Maas hatte nach 2009 weitere Chancen, in die Staatskanzlei einzuziehen. Am 10. August 2011, als der Landtag Annegret Kramp-Karrenbauer zur neuen Ministerpräsidentin wählen sollte, entschied sich Maas, gegen sie anzutreten. Er hatte die vertrauliche Zusage von mindestens zwei Jamaika-Abgeordneten, ihn zu wählen – das hätte gereicht. Doch im zweiten Wahlgang gab es eine hauchdünne Mehrheit für „AKK“. Der damalige CDU-Fraktionschef Klaus Meiser erinnerte sich später, Maas und die anderen SPD-Abgeordneten hätten morgens vor der Abstimmung so siegessicher gelächelt, dass man bei der Verkündung des Ergebnisses in ihren Gesichtern die Enttäuschung gesehen habe.

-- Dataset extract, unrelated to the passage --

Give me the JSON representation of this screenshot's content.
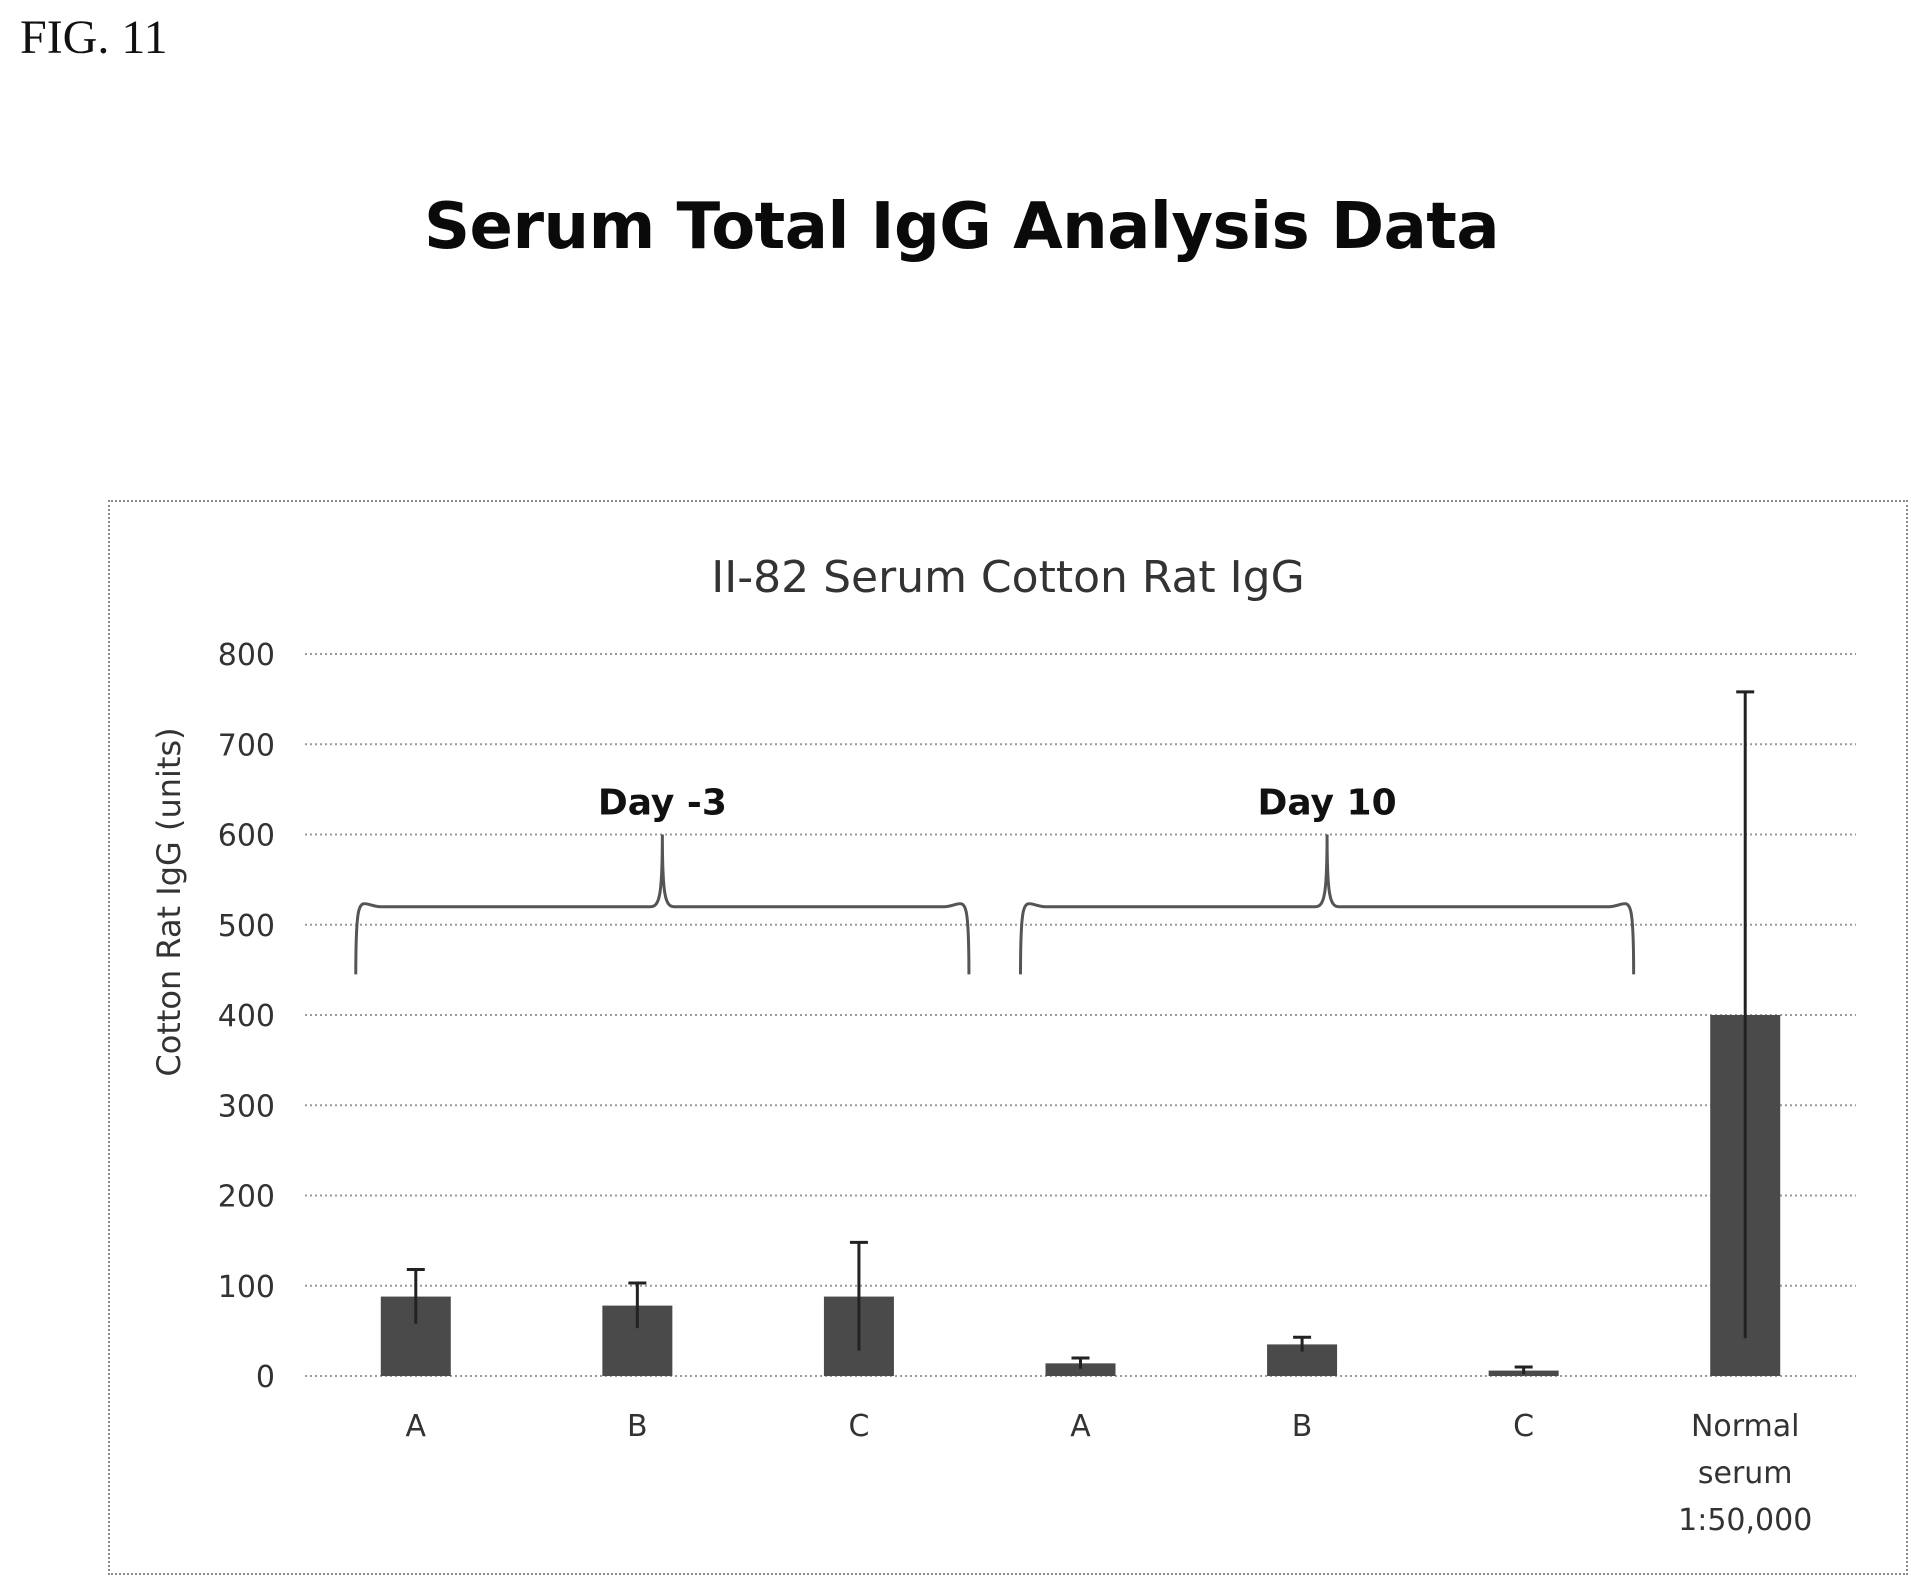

 2012 gaben SPD-Chef Maas und die damalige Regierungschefin Annegret Kramp-Karrenbauer (CDU) Neuwahlen bekannt. Es kam zur großen Koalition.

2012 gaben SPD-Chef Maas und die damalige Regierungschefin Annegret Kramp-Karrenbauer (CDU) Neuwahlen bekannt. Es kam zur großen Koalition.

Foto: dpa/Becker & Bredel

Maas konnte mit der neuen Regierungschefin aber recht gut, so dass sich die Fronten im Parlament auflockerten. Im Herbst 2011 reifte in der CDU-Spitze die Einsicht, dass es mit Jamaika nicht weitergehen kann, man suchte den Kontakt zu Maas, der sich darauf einließ. Als Kramp-Karrenbauer Jamaika platzen ließ, wäre Maas gerne ohne Neuwahlen in eine große Koalition gegangen, weil er das Risiko erkannte, das auch eintrat: Die guten Umfragen für die SPD bewahrheiten sich nicht, die Partei wurde nur die Nummer zwei. Bei der Neuwahl 2012 schloss er ein Bündnis mit der Linken aus, sah mit seinem einstigen Förderer Lafontaine keine Chance, die Sparvorgaben einzuhalten. Obgleich Maas in einem rot-roten Bündnis hätte Ministerpräsident werden können, hielt er Wort und schloss eine Koalition mit der CDU. Nach gut einem Jahr als Wirtschaftsminister ereilte ihn 2013 der Ruf des damaligen SPD-Chefs Sigmar Gabriel nach Berlin. Nun lässt er die Landespolitik endgültig hinter sich – und wird Außenminister.